The details of a lightning strike are simply amazing. Until recently, no one could capture data fast enough to conclusively demonstrate the amazing physics going on in a lightning strike. I'll cut to the most interesting few parts and put them here; as always, I recommend you Read The Whole Thing.
A paper released by Science today describes ASIM's imaging of a single lightning bolt, which took place in 2018 off the coast of Sulawesi in Indonesia. Optical activity heralded the formation of the lightning bolt and started to intensify about 200 microseconds before the gamma rays began registering in the detectors. The gamma rays were primarily in the form of a transient flash lasting about 40 microseconds, but there was a "long" tail of emissions that extended out to 200 microseconds as their energy gradually declined.It was only six years ago that a form of energy called Dark Lightning was first documented showing gamma rays, the highest energy radiation in the electromagnetic spectrum, can be created in lightning strikes. If that's not energetic enough for you, they also found lightning caused the production of antimatter. That was previously only been shown on Earth with particle accelerators.

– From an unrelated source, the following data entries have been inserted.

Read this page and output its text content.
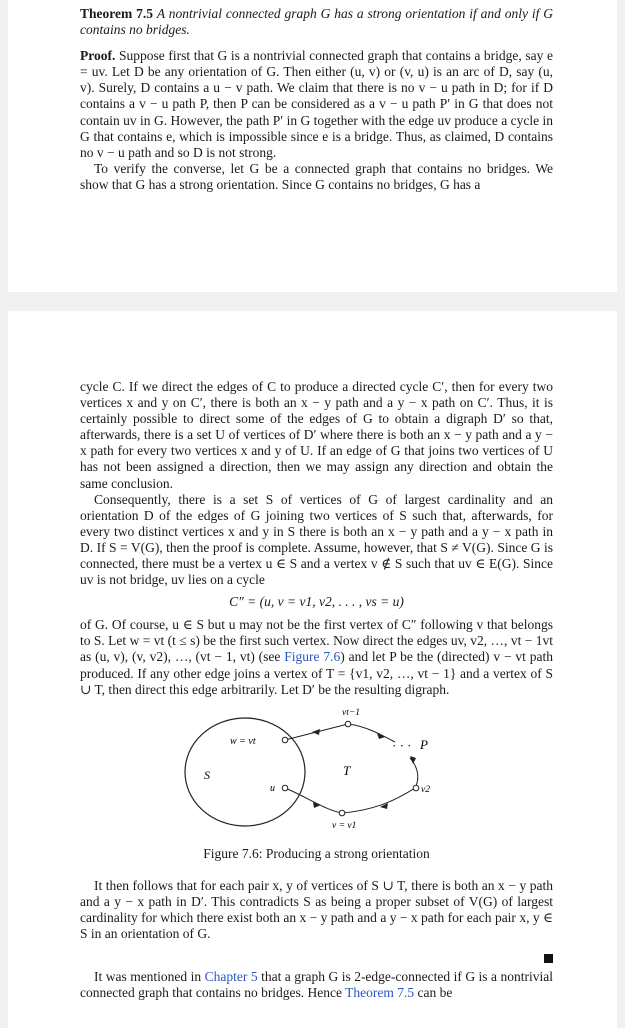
Theorem 7.5 A nontrivial connected graph G has a strong orientation if and only if G contains no bridges.

Proof. Suppose first that G is a nontrivial connected graph that contains a bridge, say e = uv. Let D be any orientation of G. Then either (u, v) or (v, u) is an arc of D, say (u, v). Surely, D contains a u − v path. We claim that there is no v − u path in D; for if D contains a v − u path P, then P can be considered as a v − u path P′ in G that does not contain uv in G. However, the path P′ in G together with the edge uv produce a cycle in G that contains e, which is impossible since e is a bridge. Thus, as claimed, D contains no v − u path and so D is not strong.

To verify the converse, let G be a connected graph that contains no bridges. We show that G has a strong orientation. Since G contains no bridges, G has a

cycle C. If we direct the edges of C to produce a directed cycle C′, then for every two vertices x and y on C′, there is both an x − y path and a y − x path on C′. Thus, it is certainly possible to direct some of the edges of G to obtain a digraph D′ so that, afterwards, there is a set U of vertices of D′ where there is both an x − y path and a y − x path for every two vertices x and y of U. If an edge of G that joins two vertices of U has not been assigned a direction, then we may assign any direction and obtain the same conclusion.

Consequently, there is a set S of vertices of G of largest cardinality and an orientation D of the edges of G joining two vertices of S such that, afterwards, for every two distinct vertices x and y in S there is both an x − y path and a y − x path in D. If S = V(G), then the proof is complete. Assume, however, that S ≠ V(G). Since G is connected, there must be a vertex u ∈ S and a vertex v ∉ S such that uv ∈ E(G). Since uv is not bridge, uv lies on a cycle

C″ = (u, v = v1, v2, . . . , vs = u)

of G. Of course, u ∈ S but u may not be the first vertex of C″ following v that belongs to S. Let w = vt (t ≤ s) be the first such vertex. Now direct the edges uv, v2, …, vt − 1vt as (u, v), (v, v2), …, (vt − 1, vt) (see Figure 7.6) and let P be the (directed) v − vt path produced. If any other edge joins a vertex of T = {v1, v2, …, vt − 1} and a vertex of S ∪ T, then direct this edge arbitrarily. Let D′ be the resulting digraph.

w = vt
u
S	T
P
v = v1
v2
vt−1
· · ·
Figure 7.6: Producing a strong orientation

It then follows that for each pair x, y of vertices of S ∪ T, there is both an x − y path and a y − x path in D′. This contradicts S as being a proper subset of V(G) of largest cardinality for which there exist both an x − y path and a y − x path for each pair x, y ∈ S in an orientation of G.

It was mentioned in Chapter 5 that a graph G is 2-edge-connected if G is a nontrivial connected graph that contains no bridges. Hence Theorem 7.5 can be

UV light started arriving right at the same time that the gamma-ray burst hit. The initial UV light was produced by ionized oxygen as the lightning bolt moved through the atmosphere. But the UV shifted to what's called an "elve," which is a different phenomenon entirely. In the case of elves, the light is the result of an electromagnetic pulse produced by the lightning bolt itself. This travels into the ionosphere, a sparse layer of ionized gases that starts about 100km above Earth and extends up to roughly where the ISS orbits. Because the pulse takes time to reach the ionosphere, there's a delay between the lightning and the appearance of the elve.
In this case, that delay was about 10 milliseconds, but the elve persisted for a while. That's because the pulse spreads like a balloon being inflated, tracing out an expanding sphere above the Earth. Different areas of the ionosphere get excited as the sphere makes its way through, ultimately causing UV emissions to extend over a radius of up to 800 kilometers.
All of this took place in under 300 milliseconds.
These details don't surprise me. I've talked extensively about my lightning strike last August; about the things damaged and then the latent damage that seemed to lead to failures around the house, up to replacing our water heater in early November and then replacing Mrs. Graybeard's computer around Thanksgiving. One thing I mentioned was having battery operated, “atomic clocks” (clocks which sync via a receiver tuned to WWVB) that reset to 00:00 on January 1. That seemed more like an EMP stuff rather than induced RF fields; WWVB is on 60 kHz - the frequency components of lightning are higher than that so there should be low energy at 60 kHz. The frequency components from lightning spread from several times 60 kHz up into the low VHF range.
One of the things I posted was that while preparing for Hurricane Dorian, I noticed the telltale signs of lightning damage to a palm tree about 25 feet from my radio tower and around 10' taller than the tower. I concluded by saying:
I'll know within the next couple of months if the palm will survive the strike or if it's already dead and just doesn't know it.It became evident that the tree was dead by the beginning of November. Palms grow from a point at the top of the visible trunk, hidden in all the vegetation growing up there. By the start of November, all the fronds were hanging down, brown and dead. The peak of the tree broke off and fell to the lawn. Here's a closeup of the top of that palm from September 3rd (probable lightning burn highlighted):
Here's a different view of the trees a few minutes ago:
The palm on the left was hit - you can see just up from the bottom of the frame that the bark has been falling off the tree revealing the darker trunk under the outer surface and the top is gone. It looks nothing like the other tree.
Kind of uncharacteristically, I called a tree service to see what they'd charge to take it down and haul it away. The guy took one look at the tree and said that the second tree is dying and he'll just have to come out in a few months for it. The trees have a fungus called (and I swear I'm not making this up) Butt Rot, or ganoderma. Since their trunks have been almost touching for 30+ years, you can be sure they have one massive root ball and any fungus on one is getting into the other. There's an obvious growth at the bottom of the one on the left that looks like a large mushroom that's part of the disease, but I didn't poke at it or try to break it off . There's a black area on the trunk of the one that's still alive that's an early sign of it.
These two things merged into one story in my mind. For years, I've been saying that if you're not even a little bit afraid of lightning, you just don't understand the problem. I thought I understood the problem, but I've learned enough from our strike to start wondering if I'm afraid enough.